French chocolate muesli
Orangette knows what I'm talking about. Check out her recipe.
This cereal was the undoing of me. Even though, generally, I don't go for cereal in the mornings as it makes me feel full and milky and ill, I have a serious, tragic and incurable weakness for French chocolate muesli. Any time of day: for dinner, a midnight snack when getting home late, at the 3pm-starving-need-sweetness-hour.
It all began when I stepped into the local Carrefour and beheld the immense cereal aisle. Honestly, for a country that reckons it's all about a slice of baguette with jam and some coffee for breakfast, if anything at all, they are getting mighty Americanised in the breakfast cereal department.

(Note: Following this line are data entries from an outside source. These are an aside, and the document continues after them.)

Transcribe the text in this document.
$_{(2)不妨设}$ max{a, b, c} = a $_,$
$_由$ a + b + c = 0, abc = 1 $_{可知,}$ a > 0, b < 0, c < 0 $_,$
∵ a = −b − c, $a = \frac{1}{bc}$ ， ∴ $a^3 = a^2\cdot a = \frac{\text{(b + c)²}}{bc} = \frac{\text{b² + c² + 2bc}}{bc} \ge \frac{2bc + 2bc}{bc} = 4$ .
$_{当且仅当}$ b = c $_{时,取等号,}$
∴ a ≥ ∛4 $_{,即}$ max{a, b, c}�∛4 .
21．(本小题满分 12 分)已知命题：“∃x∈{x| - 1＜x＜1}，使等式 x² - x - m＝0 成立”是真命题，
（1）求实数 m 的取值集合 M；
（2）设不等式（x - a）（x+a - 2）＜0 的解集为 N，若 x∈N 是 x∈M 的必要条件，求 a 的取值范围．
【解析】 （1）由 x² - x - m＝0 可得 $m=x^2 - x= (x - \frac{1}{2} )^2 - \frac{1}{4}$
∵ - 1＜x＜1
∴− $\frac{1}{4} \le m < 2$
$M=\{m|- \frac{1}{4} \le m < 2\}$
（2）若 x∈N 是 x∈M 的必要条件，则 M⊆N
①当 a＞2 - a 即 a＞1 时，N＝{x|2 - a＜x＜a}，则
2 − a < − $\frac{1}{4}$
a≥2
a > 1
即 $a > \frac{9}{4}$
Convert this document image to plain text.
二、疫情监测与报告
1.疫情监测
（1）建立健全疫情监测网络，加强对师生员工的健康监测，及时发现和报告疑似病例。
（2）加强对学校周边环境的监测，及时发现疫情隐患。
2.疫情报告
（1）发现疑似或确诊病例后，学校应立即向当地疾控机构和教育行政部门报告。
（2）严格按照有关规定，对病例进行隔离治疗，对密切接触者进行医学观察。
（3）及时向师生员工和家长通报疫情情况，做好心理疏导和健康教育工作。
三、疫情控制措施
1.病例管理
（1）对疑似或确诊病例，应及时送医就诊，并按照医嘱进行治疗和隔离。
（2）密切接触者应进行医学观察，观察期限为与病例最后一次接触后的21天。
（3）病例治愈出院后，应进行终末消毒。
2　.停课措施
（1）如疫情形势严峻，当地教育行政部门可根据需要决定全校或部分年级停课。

The cereal section was way, way bigger than anything I've seen in Australia, and there was SO MUCH variation. Not just wheat flakes, but about forty varieties of flavoured, shaped, vitamin-added wheat flakes. Not just sugary childrens' cereal shapes, but five hundred different colours, flavours, additives and so on. For proof, just check out this not-comprehensive selection of French chocolate cereal varieties. And that's just the chocolate ones.
I guess it also shows how insanely obsessed the French are with all things chocolate. Any time of day, anywhere.
Also look at this, from a country where bare-breasted women routinely appear in primetime TV ads for nonrelated products like tyres, yoghurt and natural gas suppliers.
Anyway, my default reaction to situations like this is to look closer: can I benefit from this immense cereal choice? Will this be the end of my aversion to cereal?
And lo and behold... there was the muesli section, taking up the final eighty metres of the cereal aisle. I scanned. Mine eyes lit up upon spying a box of Quaker Chocolate Cruesli. Little did I know that it was the beginning of the end.
Yes, I know that Quaker is not a French brand, but the Carrefour house brand makes a similar product. I've tried 'em all. Basically, the idea is for a super-crunchy, wheaty and nutty cluster muesli, fruitless, baked, most likely terribly bad for you, and enriched with little flat squares of dark chocolate that sometimes crumble apart when soaked in rich cold milk. What a sin it was, but I realised that if I was going to go to hell, then this was the way to go.
I ate that muesli for weeks on end. In handfuls straight from the box, for dinner when I was too lazy to cook, as an afternoon snack served in a little mini glass. Then I came back to Australia.
And it's not available here, thank God, otherwise I would be a 24-7 muesli-eating machine.
I guess it could be ordered online from somewhere, or I could use Orangette's recipe (above) to make my own, but perhaps it's best to remember the muesli fondly as being from another time and place. Sweet, sweet muesli memories!
1 comment:
wow. i totally agree with you. i'm in paris right now for a semester abroad, and the chocolate muesli from carrefour is AMAZING! i have been eating so much chocolate here. i think the only thing that's keeping me in shape is all the walking i have been doing. LOL.